Background/purpose: To describe a case of primary vitreoretinal lymphoma with central nervous system involvement in a patient with sarcoidosis.
Methods: Single, retrospective chart review.
Patient: A 59-year-old man with sarcoidosis.
Results: The patient presented with a 3-year history of bilateral panuveitis thought secondary to his sarcoidosis diagnosed 11 years before. Shortly before presentation, the patient demonstrated recurrent uveitis with a lack of response to aggressive immunosuppression therapy. At presentation, ocular examination showed significant anterior and posterior inflammation. Fluorescein angiography demonstrated hyperfluorescence of the optic nerve with late and small vessel leakage in the right eye. The patient also described a two-month history of memory and word-finding deficits. An inflammatory and infectious disease work-up was unremarkable. A brain MRI showed multiple enhancing periventricular lesions with vasogenic edema, whereas a lumbar puncture was negative for malignant cells. A diagnostic pars plana vitrectomy confirmed a diagnosis of large B-cell lymphoma.

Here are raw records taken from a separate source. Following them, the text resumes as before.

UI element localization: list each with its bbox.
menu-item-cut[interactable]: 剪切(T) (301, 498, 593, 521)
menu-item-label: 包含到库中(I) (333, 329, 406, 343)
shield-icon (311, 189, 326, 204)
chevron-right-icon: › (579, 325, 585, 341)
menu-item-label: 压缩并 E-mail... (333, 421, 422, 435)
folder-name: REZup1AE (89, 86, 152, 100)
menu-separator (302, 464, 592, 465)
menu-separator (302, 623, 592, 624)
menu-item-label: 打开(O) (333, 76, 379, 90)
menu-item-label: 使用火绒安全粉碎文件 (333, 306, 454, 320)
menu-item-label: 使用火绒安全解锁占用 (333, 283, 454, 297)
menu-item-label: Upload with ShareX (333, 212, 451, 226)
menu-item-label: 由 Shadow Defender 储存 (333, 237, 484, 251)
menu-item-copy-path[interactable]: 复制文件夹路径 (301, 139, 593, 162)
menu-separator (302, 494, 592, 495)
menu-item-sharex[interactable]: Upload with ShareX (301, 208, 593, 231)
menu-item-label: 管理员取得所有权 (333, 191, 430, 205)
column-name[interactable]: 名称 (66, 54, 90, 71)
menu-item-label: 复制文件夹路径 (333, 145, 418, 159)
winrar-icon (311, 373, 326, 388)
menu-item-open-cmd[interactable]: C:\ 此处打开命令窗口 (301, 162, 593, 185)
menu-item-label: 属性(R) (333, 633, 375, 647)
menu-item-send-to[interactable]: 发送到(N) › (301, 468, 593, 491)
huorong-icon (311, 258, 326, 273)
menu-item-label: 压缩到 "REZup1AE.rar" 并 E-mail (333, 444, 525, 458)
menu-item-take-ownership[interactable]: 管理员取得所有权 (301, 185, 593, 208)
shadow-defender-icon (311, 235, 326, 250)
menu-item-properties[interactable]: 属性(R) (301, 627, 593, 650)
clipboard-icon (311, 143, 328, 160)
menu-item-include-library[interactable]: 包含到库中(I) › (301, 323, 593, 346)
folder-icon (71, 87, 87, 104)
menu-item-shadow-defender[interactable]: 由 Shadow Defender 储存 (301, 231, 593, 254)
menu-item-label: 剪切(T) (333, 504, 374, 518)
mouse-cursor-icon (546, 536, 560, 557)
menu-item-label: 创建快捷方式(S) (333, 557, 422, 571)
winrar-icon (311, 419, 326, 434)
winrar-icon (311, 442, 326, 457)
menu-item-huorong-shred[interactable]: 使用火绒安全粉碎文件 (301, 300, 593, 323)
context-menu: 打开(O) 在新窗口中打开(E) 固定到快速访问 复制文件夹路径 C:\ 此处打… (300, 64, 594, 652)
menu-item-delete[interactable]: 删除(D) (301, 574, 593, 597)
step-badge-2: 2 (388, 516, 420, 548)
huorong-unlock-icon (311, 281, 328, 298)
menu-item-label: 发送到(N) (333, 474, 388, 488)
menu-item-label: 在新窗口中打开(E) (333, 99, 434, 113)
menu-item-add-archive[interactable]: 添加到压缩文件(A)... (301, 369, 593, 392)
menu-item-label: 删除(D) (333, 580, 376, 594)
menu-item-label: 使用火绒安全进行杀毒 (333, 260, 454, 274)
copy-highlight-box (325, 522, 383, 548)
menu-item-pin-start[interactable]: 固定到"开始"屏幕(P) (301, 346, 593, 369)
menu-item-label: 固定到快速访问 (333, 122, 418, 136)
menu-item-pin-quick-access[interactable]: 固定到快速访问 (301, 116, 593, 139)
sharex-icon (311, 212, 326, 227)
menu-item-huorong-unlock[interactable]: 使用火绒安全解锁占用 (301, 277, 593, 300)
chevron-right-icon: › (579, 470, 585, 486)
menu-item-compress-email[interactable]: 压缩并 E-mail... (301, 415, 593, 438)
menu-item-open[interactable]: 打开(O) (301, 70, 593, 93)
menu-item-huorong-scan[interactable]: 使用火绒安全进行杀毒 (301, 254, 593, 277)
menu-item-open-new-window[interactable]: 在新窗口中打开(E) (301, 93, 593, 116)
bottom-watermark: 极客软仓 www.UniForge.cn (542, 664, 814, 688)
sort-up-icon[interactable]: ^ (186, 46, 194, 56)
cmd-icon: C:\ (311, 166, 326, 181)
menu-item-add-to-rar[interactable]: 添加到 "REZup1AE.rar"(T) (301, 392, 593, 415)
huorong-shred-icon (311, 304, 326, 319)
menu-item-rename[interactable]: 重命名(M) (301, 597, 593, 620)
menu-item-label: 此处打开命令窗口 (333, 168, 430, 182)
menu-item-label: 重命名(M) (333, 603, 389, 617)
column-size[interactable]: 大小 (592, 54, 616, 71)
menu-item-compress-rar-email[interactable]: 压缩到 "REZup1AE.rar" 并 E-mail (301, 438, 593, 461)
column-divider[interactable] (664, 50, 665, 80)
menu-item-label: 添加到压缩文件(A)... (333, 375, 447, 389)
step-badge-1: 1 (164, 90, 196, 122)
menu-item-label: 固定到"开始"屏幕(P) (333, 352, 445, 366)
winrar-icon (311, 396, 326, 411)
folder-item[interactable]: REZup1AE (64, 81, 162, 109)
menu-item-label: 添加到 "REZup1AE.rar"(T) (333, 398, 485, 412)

Conclusion: Sarcoidosis and vitreoretinal lymphoma are known masqueraders. Recurrent inflammation typical of sarcoid uveitis may mask a more sinister diagnosis such as vitreoretinal lymphoma. Furthermore, sarcoid uveitis treatment with corticosteroids may transiently improve symptoms, but further delay a timely diagnosis of primary vitreoretinal lymphoma.